The UK should aim to cut its greenhouse gas emissions to net zero by 2050, according to its chief advisory committee on climate change.
If adopted, the target proposed in a report by the Committee on Climate Change (CCC) would be the most ambitious emissions reduction goal set by any large economy.
Net zero means that any emissions are balanced by an equivalent amount taken from the atmosphere.
The UK government doesn’t have to act on the findings, but it commissioned the report after the UN Intergovernmental Panel on Climate Change (IPCC) warned last year that the world has less than 12 years to slash emissions and avoid disastrous levels of global warming. The IPCC says global greenhouse gas emissions need to reach net zero around 2050.
The CCC says the new target is “necessary, feasible and cost-effective” but that it requires drastic action, including phasing out petrol and diesel vehicles completely by 2035, planting 30,000 hectares of trees each year and cutting beef, lamb and dairy consumption by 20% by 2050.
At a briefing ahead of the report launch, Lord Deben, CCC chairman and former secretary of state for the environment, said, “This net-zero target puts us at the top of the pile. We say to the government: this can be done, you have the proof, but it won’t happen unless you take the lead.”

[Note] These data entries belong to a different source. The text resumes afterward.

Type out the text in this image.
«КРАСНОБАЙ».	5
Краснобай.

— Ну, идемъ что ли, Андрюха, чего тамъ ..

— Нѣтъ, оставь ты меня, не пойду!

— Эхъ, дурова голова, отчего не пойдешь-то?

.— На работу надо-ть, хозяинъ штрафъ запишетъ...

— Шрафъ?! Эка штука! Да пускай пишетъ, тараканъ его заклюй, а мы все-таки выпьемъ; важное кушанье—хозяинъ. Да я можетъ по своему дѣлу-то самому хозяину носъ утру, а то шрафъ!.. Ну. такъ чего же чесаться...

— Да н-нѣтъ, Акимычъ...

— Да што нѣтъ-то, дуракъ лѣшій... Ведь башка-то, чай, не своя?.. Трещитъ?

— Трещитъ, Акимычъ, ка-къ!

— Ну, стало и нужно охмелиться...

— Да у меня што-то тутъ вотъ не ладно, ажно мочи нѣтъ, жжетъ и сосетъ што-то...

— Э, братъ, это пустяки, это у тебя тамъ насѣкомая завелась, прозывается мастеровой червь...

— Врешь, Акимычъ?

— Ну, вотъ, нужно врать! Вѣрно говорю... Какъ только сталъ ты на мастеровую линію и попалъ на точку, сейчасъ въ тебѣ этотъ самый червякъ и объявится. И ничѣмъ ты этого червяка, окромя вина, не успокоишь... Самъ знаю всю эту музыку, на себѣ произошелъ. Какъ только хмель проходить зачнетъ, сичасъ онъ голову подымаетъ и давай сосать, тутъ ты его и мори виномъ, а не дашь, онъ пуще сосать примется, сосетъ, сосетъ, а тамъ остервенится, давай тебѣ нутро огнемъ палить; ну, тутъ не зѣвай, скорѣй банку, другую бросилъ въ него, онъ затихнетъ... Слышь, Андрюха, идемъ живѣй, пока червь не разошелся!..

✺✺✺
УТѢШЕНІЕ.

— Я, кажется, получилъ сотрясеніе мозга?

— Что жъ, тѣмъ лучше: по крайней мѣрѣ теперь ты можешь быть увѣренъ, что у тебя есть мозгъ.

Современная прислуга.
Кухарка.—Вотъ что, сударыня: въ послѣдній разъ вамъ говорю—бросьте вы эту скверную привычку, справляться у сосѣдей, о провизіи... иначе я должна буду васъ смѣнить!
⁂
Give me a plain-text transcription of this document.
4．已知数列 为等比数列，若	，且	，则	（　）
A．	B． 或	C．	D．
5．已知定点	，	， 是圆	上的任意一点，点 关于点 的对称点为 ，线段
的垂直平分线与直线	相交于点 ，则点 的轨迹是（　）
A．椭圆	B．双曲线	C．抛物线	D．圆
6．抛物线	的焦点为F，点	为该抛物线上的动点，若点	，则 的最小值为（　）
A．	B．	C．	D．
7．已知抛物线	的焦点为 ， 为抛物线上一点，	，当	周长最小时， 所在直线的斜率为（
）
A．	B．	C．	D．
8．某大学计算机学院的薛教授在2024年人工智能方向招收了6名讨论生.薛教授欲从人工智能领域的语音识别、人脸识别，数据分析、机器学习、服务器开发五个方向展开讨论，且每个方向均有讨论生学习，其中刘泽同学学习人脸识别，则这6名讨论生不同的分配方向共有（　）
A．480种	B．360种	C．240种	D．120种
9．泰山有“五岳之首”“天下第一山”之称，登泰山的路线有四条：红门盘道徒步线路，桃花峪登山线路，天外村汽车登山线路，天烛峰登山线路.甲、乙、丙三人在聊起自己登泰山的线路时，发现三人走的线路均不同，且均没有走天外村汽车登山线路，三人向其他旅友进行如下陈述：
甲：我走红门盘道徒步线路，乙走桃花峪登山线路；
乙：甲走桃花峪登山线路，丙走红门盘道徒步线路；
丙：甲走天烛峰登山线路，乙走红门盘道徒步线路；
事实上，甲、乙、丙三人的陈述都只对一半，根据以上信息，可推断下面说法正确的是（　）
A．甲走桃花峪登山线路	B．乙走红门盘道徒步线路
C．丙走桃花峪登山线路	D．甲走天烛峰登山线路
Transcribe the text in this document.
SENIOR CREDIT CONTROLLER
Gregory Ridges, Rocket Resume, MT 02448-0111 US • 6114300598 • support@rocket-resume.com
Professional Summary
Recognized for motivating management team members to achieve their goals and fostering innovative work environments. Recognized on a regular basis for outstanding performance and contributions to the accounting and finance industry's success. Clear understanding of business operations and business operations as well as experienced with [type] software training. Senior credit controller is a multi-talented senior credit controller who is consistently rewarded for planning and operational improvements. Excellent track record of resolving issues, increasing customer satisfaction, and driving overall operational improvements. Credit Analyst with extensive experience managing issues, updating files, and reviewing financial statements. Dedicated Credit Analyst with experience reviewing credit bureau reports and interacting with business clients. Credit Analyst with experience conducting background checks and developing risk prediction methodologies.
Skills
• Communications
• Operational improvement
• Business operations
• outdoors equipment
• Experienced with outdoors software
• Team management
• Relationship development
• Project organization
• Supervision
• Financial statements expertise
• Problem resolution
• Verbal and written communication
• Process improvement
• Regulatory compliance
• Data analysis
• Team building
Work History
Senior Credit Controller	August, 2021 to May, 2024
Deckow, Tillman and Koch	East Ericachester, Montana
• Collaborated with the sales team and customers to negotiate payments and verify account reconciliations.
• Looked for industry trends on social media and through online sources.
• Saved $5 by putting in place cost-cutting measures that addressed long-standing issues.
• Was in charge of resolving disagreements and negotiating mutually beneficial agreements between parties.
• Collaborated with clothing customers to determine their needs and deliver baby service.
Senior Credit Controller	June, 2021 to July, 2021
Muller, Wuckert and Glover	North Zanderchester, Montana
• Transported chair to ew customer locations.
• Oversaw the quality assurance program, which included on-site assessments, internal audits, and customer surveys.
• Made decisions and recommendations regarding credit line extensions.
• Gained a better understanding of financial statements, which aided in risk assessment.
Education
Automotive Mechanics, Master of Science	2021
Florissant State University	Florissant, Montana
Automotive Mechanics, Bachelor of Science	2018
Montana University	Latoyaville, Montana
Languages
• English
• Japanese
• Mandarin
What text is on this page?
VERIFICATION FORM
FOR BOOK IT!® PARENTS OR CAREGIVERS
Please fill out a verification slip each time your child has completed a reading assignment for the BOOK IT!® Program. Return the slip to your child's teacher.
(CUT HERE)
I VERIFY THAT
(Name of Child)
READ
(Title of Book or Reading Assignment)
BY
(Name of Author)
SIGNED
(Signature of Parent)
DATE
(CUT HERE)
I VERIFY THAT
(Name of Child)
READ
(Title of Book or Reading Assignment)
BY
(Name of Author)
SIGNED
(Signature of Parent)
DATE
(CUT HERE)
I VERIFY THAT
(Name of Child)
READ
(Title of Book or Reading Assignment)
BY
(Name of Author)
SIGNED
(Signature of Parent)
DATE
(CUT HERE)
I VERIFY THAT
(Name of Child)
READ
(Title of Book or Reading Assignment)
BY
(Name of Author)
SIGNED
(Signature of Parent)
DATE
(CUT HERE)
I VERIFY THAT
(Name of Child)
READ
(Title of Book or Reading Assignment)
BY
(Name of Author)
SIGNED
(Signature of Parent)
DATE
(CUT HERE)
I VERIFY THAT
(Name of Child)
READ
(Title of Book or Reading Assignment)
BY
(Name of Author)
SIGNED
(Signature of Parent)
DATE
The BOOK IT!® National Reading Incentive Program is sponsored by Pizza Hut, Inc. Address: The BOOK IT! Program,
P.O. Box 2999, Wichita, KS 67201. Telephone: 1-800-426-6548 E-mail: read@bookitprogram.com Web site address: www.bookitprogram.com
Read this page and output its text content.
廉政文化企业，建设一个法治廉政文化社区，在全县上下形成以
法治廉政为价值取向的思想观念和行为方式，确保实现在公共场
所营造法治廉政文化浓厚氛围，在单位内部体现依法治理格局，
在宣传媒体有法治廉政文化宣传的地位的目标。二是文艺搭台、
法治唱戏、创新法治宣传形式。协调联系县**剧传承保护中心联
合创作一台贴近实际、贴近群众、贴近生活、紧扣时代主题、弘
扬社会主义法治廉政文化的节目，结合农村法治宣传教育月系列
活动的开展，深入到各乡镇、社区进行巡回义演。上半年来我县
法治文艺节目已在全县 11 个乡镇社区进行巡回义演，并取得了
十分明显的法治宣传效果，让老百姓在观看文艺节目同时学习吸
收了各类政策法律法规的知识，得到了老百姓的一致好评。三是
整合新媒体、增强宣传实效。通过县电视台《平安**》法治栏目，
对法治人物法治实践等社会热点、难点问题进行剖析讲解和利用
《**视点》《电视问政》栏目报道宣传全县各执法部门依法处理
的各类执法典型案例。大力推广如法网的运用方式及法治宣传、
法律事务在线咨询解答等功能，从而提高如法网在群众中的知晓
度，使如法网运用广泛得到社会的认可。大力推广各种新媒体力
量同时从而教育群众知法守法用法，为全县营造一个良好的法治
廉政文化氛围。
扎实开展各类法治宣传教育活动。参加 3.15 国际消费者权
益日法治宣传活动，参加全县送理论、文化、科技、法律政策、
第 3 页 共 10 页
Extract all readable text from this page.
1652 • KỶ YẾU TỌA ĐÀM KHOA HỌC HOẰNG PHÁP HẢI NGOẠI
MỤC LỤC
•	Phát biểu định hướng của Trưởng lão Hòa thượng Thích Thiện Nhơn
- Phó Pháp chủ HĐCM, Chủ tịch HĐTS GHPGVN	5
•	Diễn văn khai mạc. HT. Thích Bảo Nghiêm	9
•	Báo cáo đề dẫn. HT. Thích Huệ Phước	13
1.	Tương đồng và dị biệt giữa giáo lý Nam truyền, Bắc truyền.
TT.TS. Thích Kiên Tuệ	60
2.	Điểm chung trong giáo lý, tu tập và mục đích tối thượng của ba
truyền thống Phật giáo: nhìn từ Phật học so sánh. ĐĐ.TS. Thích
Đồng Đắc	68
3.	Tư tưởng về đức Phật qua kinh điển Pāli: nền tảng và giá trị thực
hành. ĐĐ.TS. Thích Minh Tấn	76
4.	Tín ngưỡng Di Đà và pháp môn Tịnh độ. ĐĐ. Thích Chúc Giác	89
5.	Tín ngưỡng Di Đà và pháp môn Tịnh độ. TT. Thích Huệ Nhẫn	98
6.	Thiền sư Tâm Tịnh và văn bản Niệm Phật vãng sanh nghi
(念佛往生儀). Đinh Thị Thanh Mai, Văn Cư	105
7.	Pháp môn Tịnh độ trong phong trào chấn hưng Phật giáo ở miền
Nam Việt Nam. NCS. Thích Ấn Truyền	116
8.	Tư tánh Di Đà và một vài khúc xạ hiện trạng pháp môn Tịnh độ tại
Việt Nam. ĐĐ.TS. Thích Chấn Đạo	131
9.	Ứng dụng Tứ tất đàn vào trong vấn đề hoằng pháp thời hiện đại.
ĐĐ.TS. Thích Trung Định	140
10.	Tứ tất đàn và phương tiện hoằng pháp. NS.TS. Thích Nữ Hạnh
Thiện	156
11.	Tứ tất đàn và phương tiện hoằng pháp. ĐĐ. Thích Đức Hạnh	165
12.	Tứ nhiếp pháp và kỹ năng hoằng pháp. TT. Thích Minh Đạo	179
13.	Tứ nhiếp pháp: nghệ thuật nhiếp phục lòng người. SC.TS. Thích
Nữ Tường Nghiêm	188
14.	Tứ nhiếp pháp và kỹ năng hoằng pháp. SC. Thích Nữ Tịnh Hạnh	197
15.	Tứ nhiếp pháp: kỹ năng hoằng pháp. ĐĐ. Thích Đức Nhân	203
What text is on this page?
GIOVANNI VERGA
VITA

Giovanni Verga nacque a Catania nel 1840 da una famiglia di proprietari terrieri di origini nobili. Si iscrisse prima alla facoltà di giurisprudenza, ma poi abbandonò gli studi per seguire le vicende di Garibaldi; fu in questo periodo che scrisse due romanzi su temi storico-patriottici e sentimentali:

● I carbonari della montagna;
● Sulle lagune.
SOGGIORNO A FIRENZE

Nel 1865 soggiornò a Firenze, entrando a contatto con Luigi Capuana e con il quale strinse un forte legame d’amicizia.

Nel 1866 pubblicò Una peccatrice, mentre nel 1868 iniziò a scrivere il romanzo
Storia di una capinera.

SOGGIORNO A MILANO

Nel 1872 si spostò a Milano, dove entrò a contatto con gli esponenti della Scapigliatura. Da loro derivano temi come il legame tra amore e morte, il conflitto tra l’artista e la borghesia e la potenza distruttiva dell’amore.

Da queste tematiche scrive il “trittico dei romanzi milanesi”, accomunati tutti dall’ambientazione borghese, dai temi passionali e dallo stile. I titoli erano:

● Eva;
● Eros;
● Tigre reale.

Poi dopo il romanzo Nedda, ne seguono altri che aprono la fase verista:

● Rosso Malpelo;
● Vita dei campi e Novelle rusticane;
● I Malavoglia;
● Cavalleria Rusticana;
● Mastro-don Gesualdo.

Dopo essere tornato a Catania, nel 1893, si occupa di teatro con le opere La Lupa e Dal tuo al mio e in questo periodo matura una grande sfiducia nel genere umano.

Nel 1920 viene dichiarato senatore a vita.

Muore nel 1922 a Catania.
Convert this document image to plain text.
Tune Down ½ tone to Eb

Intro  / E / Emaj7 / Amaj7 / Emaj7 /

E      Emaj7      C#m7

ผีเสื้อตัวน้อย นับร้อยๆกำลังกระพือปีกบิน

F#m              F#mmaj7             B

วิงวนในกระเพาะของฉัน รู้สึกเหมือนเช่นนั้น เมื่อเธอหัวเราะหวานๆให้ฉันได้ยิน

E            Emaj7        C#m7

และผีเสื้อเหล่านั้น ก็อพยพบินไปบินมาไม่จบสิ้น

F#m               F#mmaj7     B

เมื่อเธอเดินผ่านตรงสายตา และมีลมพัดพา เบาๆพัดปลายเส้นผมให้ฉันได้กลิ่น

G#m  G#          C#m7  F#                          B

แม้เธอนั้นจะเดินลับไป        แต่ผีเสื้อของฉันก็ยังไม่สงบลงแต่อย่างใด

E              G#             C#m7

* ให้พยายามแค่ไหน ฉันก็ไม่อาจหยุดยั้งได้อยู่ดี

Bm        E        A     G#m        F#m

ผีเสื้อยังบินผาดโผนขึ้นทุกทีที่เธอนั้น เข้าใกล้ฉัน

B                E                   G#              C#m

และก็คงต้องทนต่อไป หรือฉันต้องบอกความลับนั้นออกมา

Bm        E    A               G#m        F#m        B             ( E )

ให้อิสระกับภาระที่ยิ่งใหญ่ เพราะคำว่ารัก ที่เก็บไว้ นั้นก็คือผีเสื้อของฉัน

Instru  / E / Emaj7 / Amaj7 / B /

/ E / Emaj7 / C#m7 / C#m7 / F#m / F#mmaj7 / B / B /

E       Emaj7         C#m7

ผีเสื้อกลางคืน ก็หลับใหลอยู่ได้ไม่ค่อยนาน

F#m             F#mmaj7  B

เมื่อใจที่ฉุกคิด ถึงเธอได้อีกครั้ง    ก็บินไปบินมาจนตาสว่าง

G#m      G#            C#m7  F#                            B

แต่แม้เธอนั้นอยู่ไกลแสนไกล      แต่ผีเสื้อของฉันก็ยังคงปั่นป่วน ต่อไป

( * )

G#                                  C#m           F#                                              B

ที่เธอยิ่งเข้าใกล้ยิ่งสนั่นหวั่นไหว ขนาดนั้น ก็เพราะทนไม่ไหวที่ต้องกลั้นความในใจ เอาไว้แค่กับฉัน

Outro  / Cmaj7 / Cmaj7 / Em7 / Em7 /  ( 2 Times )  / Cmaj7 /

It comes a day after the UK parliament declared “an environment and climate emergency,” making it the first country in the world to do so, according to the opposition Labour Party.
Combat climate change by cutting beef and lamb production
To achieve the net-zero target tens of billions of pounds will need to be invested in renewable energy, electric vehicles, capturing and storing carbon emissions, and planting trees, according to the CCC.
Currently the UK has a target of curbing greenhouse gas emissions by 80% by 2050, compared to 1990 levels. Emissions had fallen by 42% in 2016.
The CCC report suggests a 2045 target for Scotland as the country has “greater potential to remove pollution from its economy” and said Wales should aim for a 95% emissions reduction by 2050 due to its large sheep farming industry.
Following the release of the report, First Minister Nicola Sturgeon said Scotland would commit to the new target and continue its “global leadership in tackling climate change.”
The new target encompasses all greenhouse gas emissions, including those from international aviation and shipping – two industries that do not fall under the 2015 Paris climate agreement, which calls on countries to reduce their carbon output and halt global warming below 2 degrees Celsius by the end of the century.
Costs to reach the 2050 goal will total 1-2 percent of gross domestic product (GDP) per year, the same amount estimated for the current target, the report said.
The recommendations come as climate activism is sweeping the globe. In March, hundreds of thousands of schoolchildren walked out of class to protest their governments’ failure to curb emissions.
Last month, Extinction Rebellion activists glued themselves to trains and blocked major landmarks in London to demand climate action.
Extinction Rebellion activist Rupert Read told CNN that the 2050 target would not mitigate the long-term impacts of climate change and that the UK should aim to eliminate emissions by 2025.
“We [the UK] started the industrial revolution. We started the path that has lead us to this precipice. We have a responsibility to help lead a common way out of this looming catastrophe,” he said.
More than half of British adults, 54%, believe that “climate change threatens our extinction as a species,” according to a ComRes poll of 2,037 Great Britain adults online on 26-28 April 2019. Data were weighted to be representative of all adults.
Fish are disappearing because of climate change
Professor Jim Watson, director of the UK Energy Research Centre, said that a net zero UK economy is “technically achievable” but that it relies on the treasury monitoring “emissions as closely as we monitor GDP growth and employment.”
He added that a zero emissions strategy should provide “the right incentives for businesses and have justice at its heart.”
Mark Maslin, professor of climatology at University College London, said that the 2050 target is “too far in the future.”
“As one of the leading countries in the fight against climate change, Britain must adopt a 2030 zero-carbon target, giving us 10 years to put in place win-win solutions that reduce carbon emissions, save money and make Britain a better, cleaner place to live,” he said.
In its motion to Parliament on Wednesday to declare a climate emergency, the Labour Party called for the government to achieve net zero emissions before 2050, while the UK Green Party has said it wants to achieve net zero by 2030.